All of that being said, I think I’m leaving. I’m in Rio Dulce again, this time with all of my stuff. I do not regret my decision to stay another week. I feel like I am making good choices and giving myself lots of chances. Tomorrow I leave for Antigua to meet up with my original travel companions, who are looking for other volunteer opportunities. Technically I am on descanso, and am expected to return next Sunday. We’ll see. If I return to Casa, I will be working as an orientador for the little boys, working with an excellent volunteer. I might try it for a week. If I don’t, I don’t know what I will be doing. I need to see all the cards on the table. I have been vacillating a lot on all of this, and it’s wearing me down a little bit. It’s great though to come online and see the supportive comments and get the supportive emails.
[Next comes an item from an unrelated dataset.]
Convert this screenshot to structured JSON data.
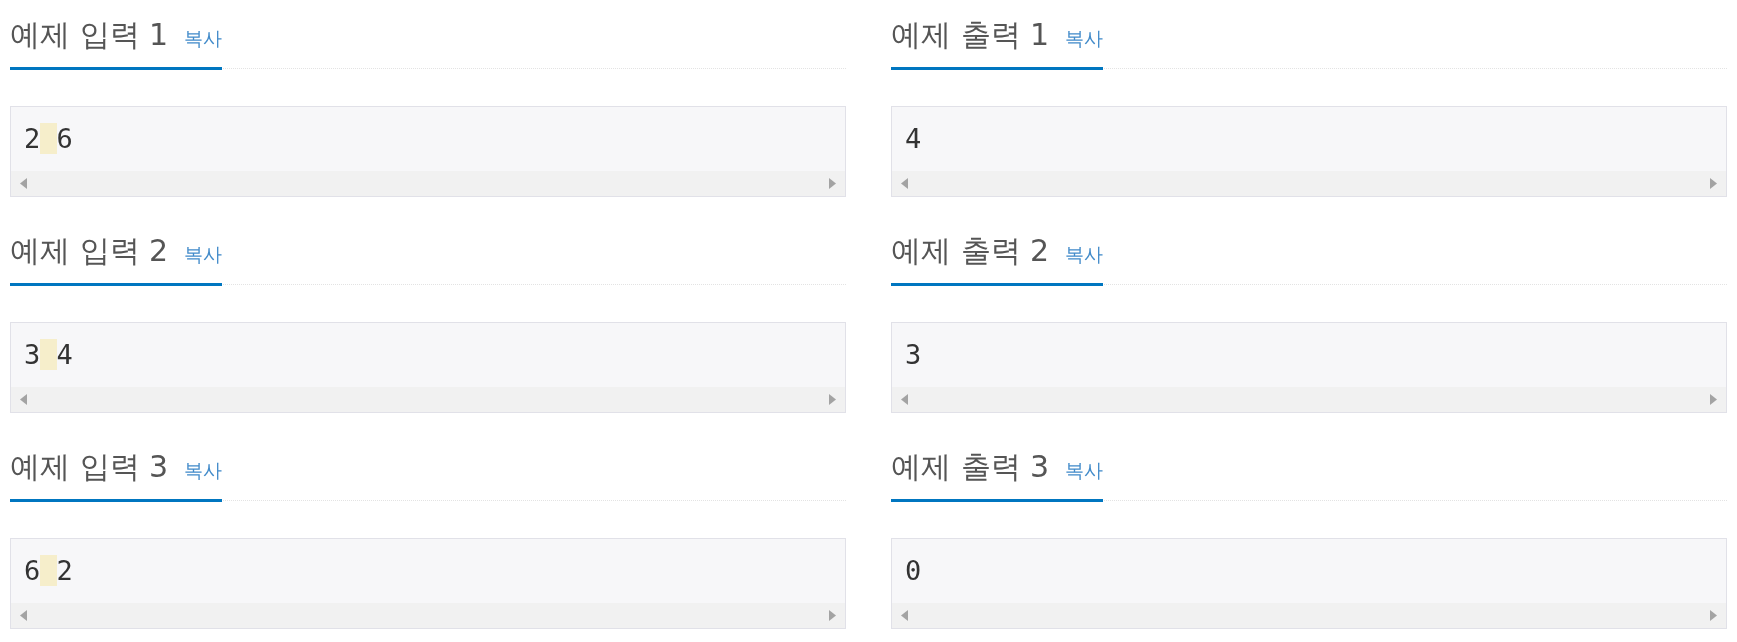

I know that I’ve got a crowd behind me all the way, even if I do ultimately wind up with the rats and the maggots again.

3 comments:

Anonymous said...

Leah, now I know that someday if my kid is at your house and she craps her pants not only will you help, but you won't puke on her. Phew. That was a big concern I had. I am glad you are having a better time, do whatever makes you happy!

kj said...

Do whatever makes you happy. Like coming back to the states!

MylesNye said...

I haven't commented in so long that I had to click "see older posts" to get back to the last one I read. Sorry! My computer had to be wiped and started over again and I lost the link to your blog. < - lame excuse

Oh Leah the contrarian: tell her she can go and she'll stay. I imagine the poop-inspired-vomit incident as being a lot more slapstick and hilarious than it probably really was, but in the hands of the right director, this could be a Borat-kind of thing.

Aren't you spoiled on monkeys by now? Are you over monkeys? Are they all the same kind of monkeys? On Survivor Guatemala, they got woken up by howler monkeys every day, and everyone was crabby about it except for Cindy the zookeeper.

I'm glad you Spanish is improving! I haven't been making much headway with my Chinese lessons, but I took lesson #1 for the third time while smelling vanilla extract (I heard somewhere you retain things better when you associate them with smells) and I think it might have taken! That could have more to do with the taking it twice before than the smell, but either way I think I might be ready to move on to lesson #2.

"I feel like I am making good choices and giving myself lots of chances." What a good feeling this must be!

"I know that I’ve got a crowd behind me all the way, even if I do ultimately wind up with the rats and the maggots again." Leah, I hate to be the one to tell you this, but that crowd that's behind you-- it IS mostly rats and maggots. -M.